Projet de recherche B2/223/P1/LEAP (Action de recherche B2)
Contexte
Le changement climatique a des impacts significatifs sur la population humaine et l'environnement, dans le monde entier. Ces effets sont également visibles en Belgique, comme les vagues de chaleur récurrentes de 2022 ou les inondations dévastatrices qui ont eu lieu en Wallonie pendant l'été 2021. Cependant, ce n'est pas la première fois que nous sommes confrontés à des changements climatiques rapides. Nos ancêtres ont également connu des changements climatiques abrupts avec une diminution de la température de l’ordre de 1 à 2°C. Cependant, en raison de la courte durée de ces événements (seulement 100 à 200 ans) et de l'absence de sources écrites, il est difficile d'évaluer quels impacts ils ont eu sur la société et l'environnement. En améliorant notre compréhension de ces événements passés et de leurs effets sur les écosystèmes et les populations humaines à un niveau régional, nous pourrons mieux aborder les défis liés au changement climatique auxquels nous sommes confrontés aujourd'hui en Belgique.
Objectif principal
L'objectif global du projet LEAP est d'accroître la résilience sociétale face au changement climatique en documentant les changements climatiques rapides passés (CCR) avec une haute résolution et en évaluant l'impact environnemental et les réponses de la société à ces CCR à un niveau régional. Pour ce projet, trois CCR autour de 9,3, 4,2 et 3,2 milliers d’années avant notre ère (cal BP) ont été sélectionnés. Les données préliminaires concernant ces événements climatiques suggèrent un impact sur les populations passées dans le territoire correspondant à la Belgique moderne. De plus, ces CCR se sont produits dans des conditions environnementales limites similaires à celles d'aujourd'hui et sont donc susceptibles de fournir des analogues pour les prédictions futures.

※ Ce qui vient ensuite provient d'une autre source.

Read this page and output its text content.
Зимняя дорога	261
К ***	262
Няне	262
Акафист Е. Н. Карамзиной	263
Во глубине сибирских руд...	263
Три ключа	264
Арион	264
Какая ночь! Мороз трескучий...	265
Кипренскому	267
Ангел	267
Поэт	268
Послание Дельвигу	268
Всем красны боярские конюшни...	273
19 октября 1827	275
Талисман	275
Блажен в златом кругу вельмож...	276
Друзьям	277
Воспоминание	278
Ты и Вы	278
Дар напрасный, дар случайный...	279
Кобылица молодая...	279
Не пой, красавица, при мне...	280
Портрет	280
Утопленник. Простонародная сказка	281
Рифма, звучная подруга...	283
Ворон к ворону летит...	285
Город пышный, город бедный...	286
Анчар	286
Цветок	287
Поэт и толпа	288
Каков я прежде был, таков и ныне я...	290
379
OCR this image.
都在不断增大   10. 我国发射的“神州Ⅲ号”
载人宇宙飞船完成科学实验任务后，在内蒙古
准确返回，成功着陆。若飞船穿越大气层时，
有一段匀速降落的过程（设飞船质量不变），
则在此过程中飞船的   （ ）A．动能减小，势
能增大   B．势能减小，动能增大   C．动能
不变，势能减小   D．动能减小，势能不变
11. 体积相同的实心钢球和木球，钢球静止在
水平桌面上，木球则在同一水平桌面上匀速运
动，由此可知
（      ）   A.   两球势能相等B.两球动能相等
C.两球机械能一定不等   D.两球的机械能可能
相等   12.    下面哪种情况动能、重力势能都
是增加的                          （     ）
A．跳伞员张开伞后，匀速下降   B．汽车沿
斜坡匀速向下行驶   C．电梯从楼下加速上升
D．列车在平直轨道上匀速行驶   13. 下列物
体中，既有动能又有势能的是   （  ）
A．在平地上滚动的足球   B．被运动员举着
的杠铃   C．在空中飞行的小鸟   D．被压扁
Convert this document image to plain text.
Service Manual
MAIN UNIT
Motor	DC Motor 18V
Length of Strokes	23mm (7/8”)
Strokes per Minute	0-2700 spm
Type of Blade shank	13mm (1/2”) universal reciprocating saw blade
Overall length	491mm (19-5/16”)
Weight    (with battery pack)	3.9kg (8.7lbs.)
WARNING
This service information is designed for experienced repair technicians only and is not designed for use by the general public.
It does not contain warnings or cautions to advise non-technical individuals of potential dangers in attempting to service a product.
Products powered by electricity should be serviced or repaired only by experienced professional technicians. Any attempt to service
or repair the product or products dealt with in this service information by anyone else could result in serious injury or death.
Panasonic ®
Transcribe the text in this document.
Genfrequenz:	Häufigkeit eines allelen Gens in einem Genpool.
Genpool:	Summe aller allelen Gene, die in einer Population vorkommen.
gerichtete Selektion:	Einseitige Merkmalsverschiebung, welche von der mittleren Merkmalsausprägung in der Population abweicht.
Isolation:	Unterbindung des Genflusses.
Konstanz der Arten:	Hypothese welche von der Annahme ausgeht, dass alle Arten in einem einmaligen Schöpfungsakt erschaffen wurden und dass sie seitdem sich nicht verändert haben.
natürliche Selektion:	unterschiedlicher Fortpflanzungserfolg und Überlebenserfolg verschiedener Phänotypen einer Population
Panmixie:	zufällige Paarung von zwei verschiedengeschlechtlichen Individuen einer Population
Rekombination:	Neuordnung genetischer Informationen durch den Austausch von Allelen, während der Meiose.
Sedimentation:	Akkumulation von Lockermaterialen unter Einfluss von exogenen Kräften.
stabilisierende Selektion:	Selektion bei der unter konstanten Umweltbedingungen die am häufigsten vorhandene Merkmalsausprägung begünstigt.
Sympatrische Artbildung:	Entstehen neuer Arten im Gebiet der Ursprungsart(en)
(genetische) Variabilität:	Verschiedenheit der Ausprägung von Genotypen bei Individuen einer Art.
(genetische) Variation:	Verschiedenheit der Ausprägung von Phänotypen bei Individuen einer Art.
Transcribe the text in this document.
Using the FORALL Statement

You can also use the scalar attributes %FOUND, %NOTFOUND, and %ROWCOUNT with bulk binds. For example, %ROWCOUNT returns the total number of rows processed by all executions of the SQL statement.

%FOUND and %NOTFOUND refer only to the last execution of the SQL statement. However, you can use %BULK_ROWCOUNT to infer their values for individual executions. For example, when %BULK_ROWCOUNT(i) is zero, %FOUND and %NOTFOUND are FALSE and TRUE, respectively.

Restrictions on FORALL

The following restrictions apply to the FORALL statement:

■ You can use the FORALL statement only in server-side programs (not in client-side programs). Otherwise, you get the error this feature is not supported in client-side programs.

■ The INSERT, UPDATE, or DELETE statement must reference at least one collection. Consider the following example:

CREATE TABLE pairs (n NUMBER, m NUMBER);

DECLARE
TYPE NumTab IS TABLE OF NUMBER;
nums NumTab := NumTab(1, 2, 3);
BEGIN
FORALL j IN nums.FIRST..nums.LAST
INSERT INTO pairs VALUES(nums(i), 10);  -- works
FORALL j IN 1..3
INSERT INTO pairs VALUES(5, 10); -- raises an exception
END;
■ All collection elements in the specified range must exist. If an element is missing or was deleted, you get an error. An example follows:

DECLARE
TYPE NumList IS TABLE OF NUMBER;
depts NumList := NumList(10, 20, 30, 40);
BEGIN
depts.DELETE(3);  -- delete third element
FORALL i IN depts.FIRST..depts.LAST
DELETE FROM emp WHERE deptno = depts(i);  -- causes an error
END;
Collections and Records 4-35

L'étude de l'impact du climat sur l'environnement et les populations dans les sociétés pré- et proto-complexes nous aide à comprendre la résilience humaine et à répondre aux changements climatiques actuels et futurs. Cela inclut des événements météorologiques extrêmes comme les sécheresses, les inondations et les incendies de forêt, ainsi que les mouvements et adaptations de la population. La détection et l'évaluation des changements anthropiques et écologiques qui en résultent nécessitent une approche multi-proxy avec une datation de haute précision. Notre projet se concentre donc sur la documentation et la reconstruction (a) des changements climatiques régionaux passés et présents (paléoclimat), (b) des dynamiques écologiques (paléoenvironnement) et (c) des changements de démographie et de mobilité (paléo-mobilité) dans le bassin de la Meuse (Belgique) pendant les changements climatiques sélectionnés.
Méthodologie
Pour atteindre l'objectif principal, nous étudions les dépôts de grottes, les tourbières et les restes humains dans et autour du bassin de la Meuse en Belgique.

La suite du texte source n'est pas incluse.